The next day, mission fulfilled, I changed gears and used an exploratory testing approach. I created a coverage outline and used the test cases as a source of information to refer to if I got stuck. I also asked for the user manual and release notes. I did a small risk assessment and planned out different testing techniques that might be useful. I grabbed my favorite automated web testing tool and created some test fixtures with it so I could run through hundreds of tests using random data very quickly. That afternoon, I used my lightweight coverage to help guide my testing and found and recorded much more rich information, more bugs, and I had a lot of questions about vague requirements and inconsistencies in the application.

Like Jonathan, I definitely lean towards the descriptive testing approach.
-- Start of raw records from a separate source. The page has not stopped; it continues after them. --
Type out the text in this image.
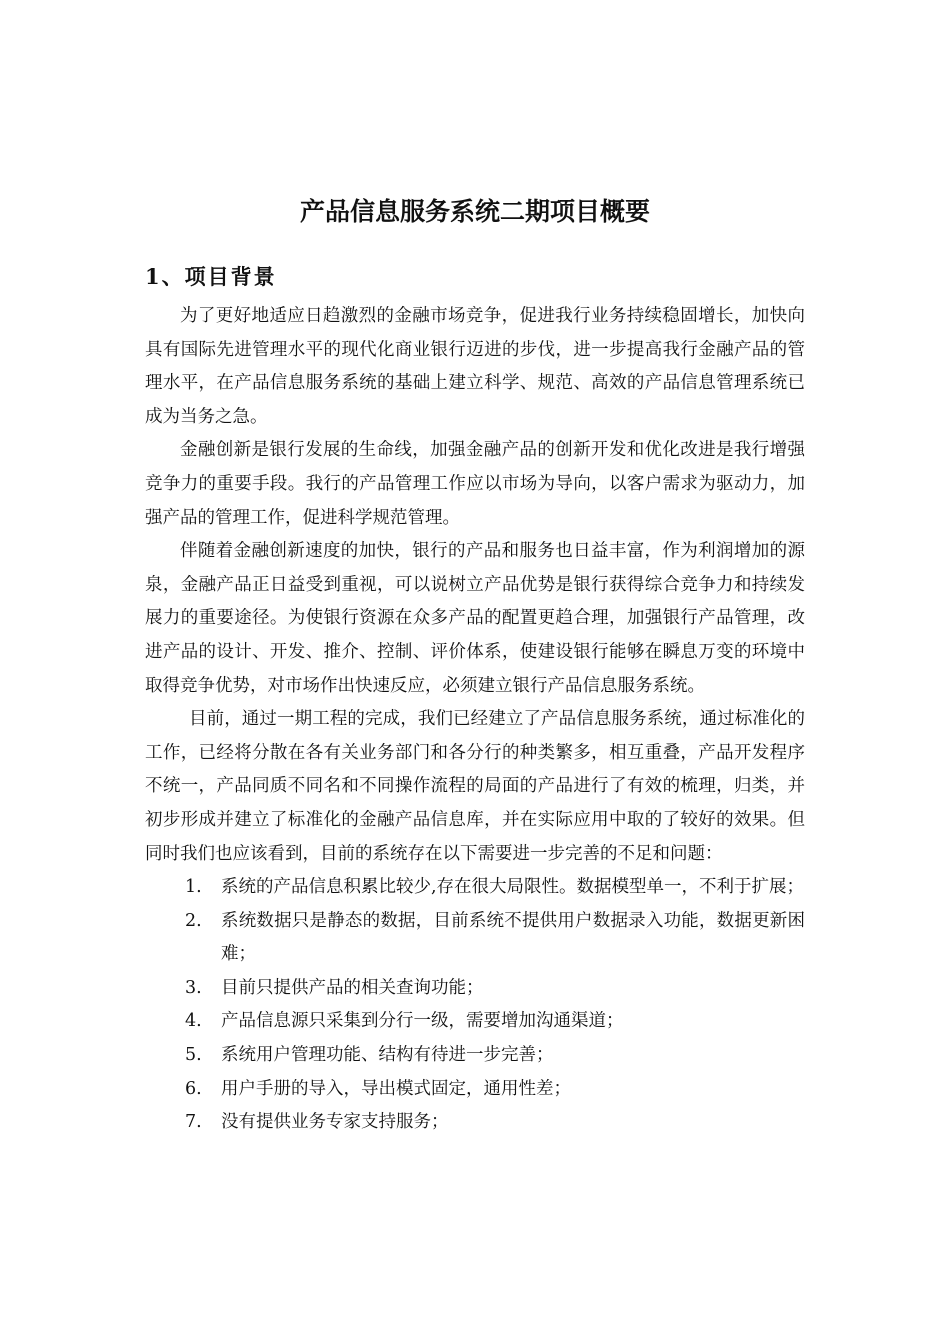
产品信息服务系统二期项目概要
1、项目背景

为了更好地适应日趋激烈的金融市场竞争，促进我行业务持续稳固增长，加快向具有国际先进管理水平的现代化商业银行迈进的步伐，进一步提高我行金融产品的管理水平，在产品信息服务系统的基础上建立科学、规范、高效的产品信息管理系统已成为当务之急。

金融创新是银行发展的生命线，加强金融产品的创新开发和优化改进是我行增强竞争力的重要手段。我行的产品管理工作应以市场为导向，以客户需求为驱动力，加强产品的管理工作，促进科学规范管理。

伴随着金融创新速度的加快，银行的产品和服务也日益丰富，作为利润增加的源泉，金融产品正日益受到重视，可以说树立产品优势是银行获得综合竞争力和持续发展力的重要途径。为使银行资源在众多产品的配置更趋合理，加强银行产品管理，改进产品的设计、开发、推介、控制、评价体系，使建设银行能够在瞬息万变的环境中取得竞争优势，对市场作出快速反应，必须建立银行产品信息服务系统。

目前，通过一期工程的完成，我们已经建立了产品信息服务系统，通过标准化的工作，已经将分散在各有关业务部门和各分行的种类繁多，相互重叠，产品开发程序不统一，产品同质不同名和不同操作流程的局面的产品进行了有效的梳理，归类，并初步形成并建立了标准化的金融产品信息库，并在实际应用中取的了较好的效果。但同时我们也应该看到，目前的系统存在以下需要进一步完善的不足和问题：

1.	系统的产品信息积累比较少,存在很大局限性。数据模型单一，不利于扩展；
2.	系统数据只是静态的数据，目前系统不提供用户数据录入功能，数据更新困难；
3.	目前只提供产品的相关查询功能；
4.	产品信息源只采集到分行一级，需要增加沟通渠道；
5.	系统用户管理功能、结构有待进一步完善；
6.	用户手册的导入，导出模式固定，通用性差；
7.	没有提供业务专家支持服务；
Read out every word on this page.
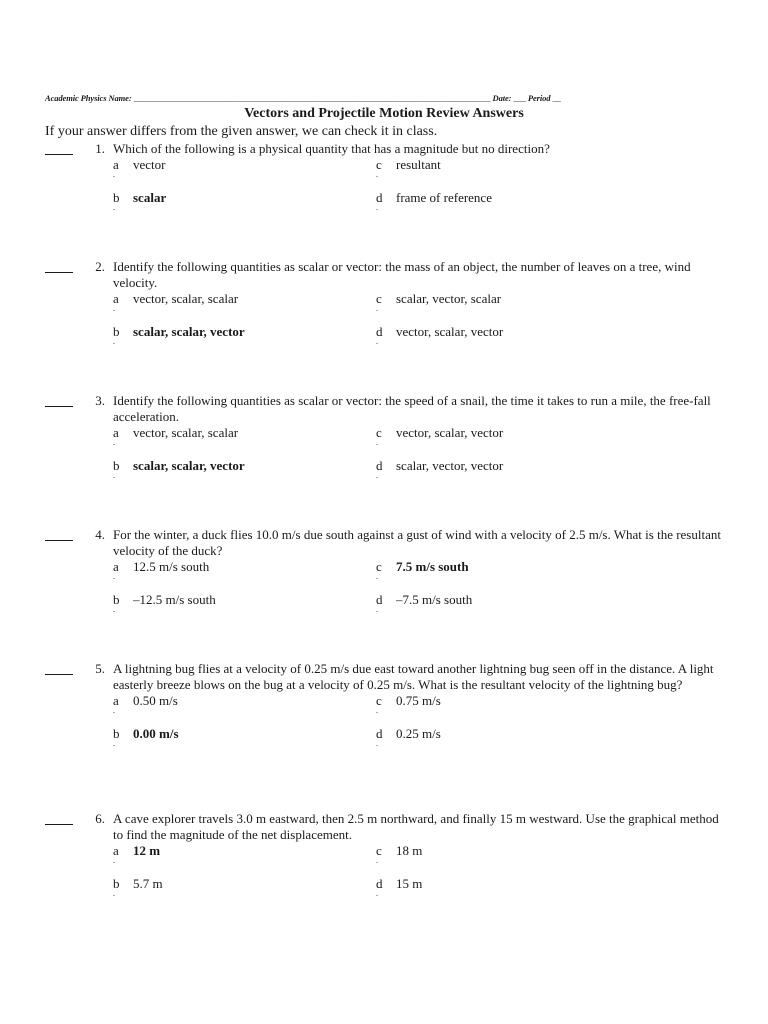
Academic Physics Name: ______________________________________________________________________________________ Date: ___ Period __
Vectors and Projectile Motion Review Answers
If your answer differs from the given answer, we can check it in class.
1. Which of the following is a physical quantity that has a magnitude but no direction?
a vector
.
b scalar
.
c resultant
.
d frame of reference
.
2. Identify the following quantities as scalar or vector: the mass of an object, the number of leaves on a tree, wind velocity.
a vector, scalar, scalar
.
b scalar, scalar, vector
.
c scalar, vector, scalar
.
d vector, scalar, vector
.
3. Identify the following quantities as scalar or vector: the speed of a snail, the time it takes to run a mile, the free-fall acceleration.
a vector, scalar, scalar
.
b scalar, scalar, vector
.
c vector, scalar, vector
.
d scalar, vector, vector
.
4. For the winter, a duck flies 10.0 m/s due south against a gust of wind with a velocity of 2.5 m/s. What is the resultant velocity of the duck?
a 12.5 m/s south
.
b –12.5 m/s south
.
c 7.5 m/s south
.
d –7.5 m/s south
.
5. A lightning bug flies at a velocity of 0.25 m/s due east toward another lightning bug seen off in the distance. A light easterly breeze blows on the bug at a velocity of 0.25 m/s. What is the resultant velocity of the lightning bug?
a 0.50 m/s
.
b 0.00 m/s
.
c 0.75 m/s
.
d 0.25 m/s
.
6. A cave explorer travels 3.0 m eastward, then 2.5 m northward, and finally 15 m westward. Use the graphical method to find the magnitude of the net displacement.
a 12 m
.
b 5.7 m
.
c 18 m
.
d 15 m
.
In fact, you might say that the experience that I recently described in my post Just enough process: the checklist was an attempt to balance out prescriptive and descriptive testing.

How did we get into this forest?

In my previous entry, I described a conversation I had recently. A colleague asked for my opinion on how to solve a problem with maintaining automated UI tests. After hearing a few details about the situation, I told him that in my opinion, his team had a larger problem that that: they would be better off focusing first on building and running a suite of lower-level testing, such as unit tests. Once that suite was solid, then they should explore other automated testing options, such as UI tests.
The even bigger issue here is: how did they get into this situation in the first place?
I did not talk to my colleague in detail about this, but I mentioned one fact in my previous post that sheds some light on the source of the problem: this small company contracted out their testing. In their case, they used a company that provides a part-time local QA manager and a test team in Ukraine.
By separating the testing so completely from the rest of the development process, they left the test team to address automated testing by the only means available to them: the UI.
To his credit, this colleague and his coworkers realize that the outsourced testing is not suiting their needs, and they are exploring other options for testing. But it seemed clear to me that my colleague still maintained a mental separation between testing and development. He was looking for solutions to their quality problems that could be implemented within the realm of QA/testing, not solutions to more systemic problems–solutions that would involve changing the way his entire team works.